Dov’eravamo finiti? Beh, mettiamola così: c’è chi è strozzato dagli esami, chi a caccia di lavoro, chi si barcamena fra mille cose per restare a galla… Quando un progetto è portato avanti da un gruppo di ventenni di questi tempi dovete aspettarvi anche questo. Se poi questi sono talmente incoscienti da non volerci neanche guadagnare… voilà Siderlandia: webmagazine/rivista/blog… inevitabilmente precaria.
E però non volevamo abbandonare l’impresa di dare a una generazione che si vuole a tutti i costi tenere all’angolo la possibilità di esprimersi. In questi mesi ci siamo resi conto che questa esigenza è fortissima in una città come Taranto, che sembra non aver bisogno dei suoi giovani. Ma attenzione a non cadere nel tranello dell’anagrafe: il problema non è di data di nascita, ma di bisogni e di progettualità. La questione centrale è la disponibilità al dinamismo. La nostra è invece una città statica, che conserva in maniera gretta i suoi equilibri in tutti i campi della vita. Chi ha qualcosa – denari, case, professione – la protegge gelosamente per poterla trasmettere ai suoi figli; i “capibastone” girano con codazzi di giovani assistenti, praticanti, portaborse… e che non venga in mente all’operaio di “avere il figlio dottore”!
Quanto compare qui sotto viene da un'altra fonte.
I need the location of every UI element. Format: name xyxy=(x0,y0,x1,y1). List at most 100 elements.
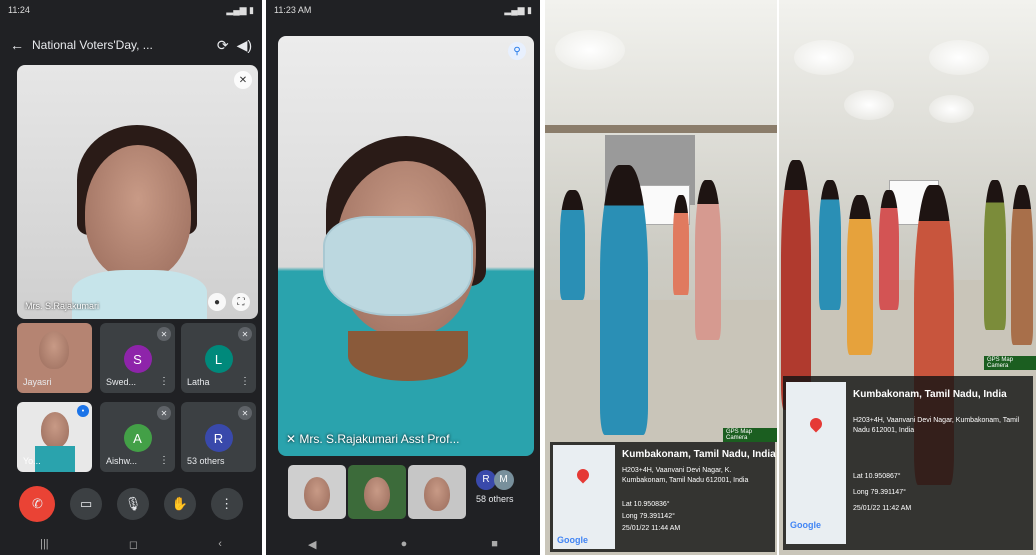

Ma non è solo un fatto di dinamica sociale. E’ possibile anche solo immaginare a Taranto una cultura che non sia la solita sagra paesana? E’ possibile parlare di noi senza agitare i miti dei 300 disgraziati che si fecero massacrare alle Termopili duemila e cinquecento anni fa o dell’improbabile personaggio che rispose ai delegati di Roma con le ragioni della sua vescica? Prenderemo mai atto che – verità sconvolgente – Taranto è nel mondo? Non sono dettagli: la gente scappa dalla città anche perché soffocata dall’insostenibile pesantezza del suo provincialismo.
Taranto però non è solo questa, altrimenti noi non saremmo qui, pronti più che mai a ricominciare. Taranto è anche chi rivendica uno spazio sociale da autogestire, come avviene in ogni altra grande città del mondo civile. E’ chi si informa, studia, si batte perché la vita del territorio venga salvaguardata da ogni forma di inquinamento. E’ chi dopo otto ore di fabbrica alza le serrande di una sezione per riappropriarsi del suo destino. E’ chi si impegna nelle periferie, a contatto diretto col disagio più feroce. E’ chi porta la cultura nella scuola che cade a pezzi o dietro le sbarre di una cella. E’ chi ha trovato nell’arte un modo di reagire allo schifo che lo circonda. E’ chi non si rassegna a vivere l’Università come un parcheggio e pretende che sia un vero luogo di formazione. E’ chi recupera un vecchio appartamento per farne un punto d’incontro e di svago. E tanti altri esempi potremmo fare di una Taranto che vuol essere dinamica, mettersi in gioco e rischiare.
Questa realtà noi racconteremo, convinti che anche questo nostro piccolo contributo possa servire a rivitalizzare una città che ha disperato bisogno di rimettersi in corsa.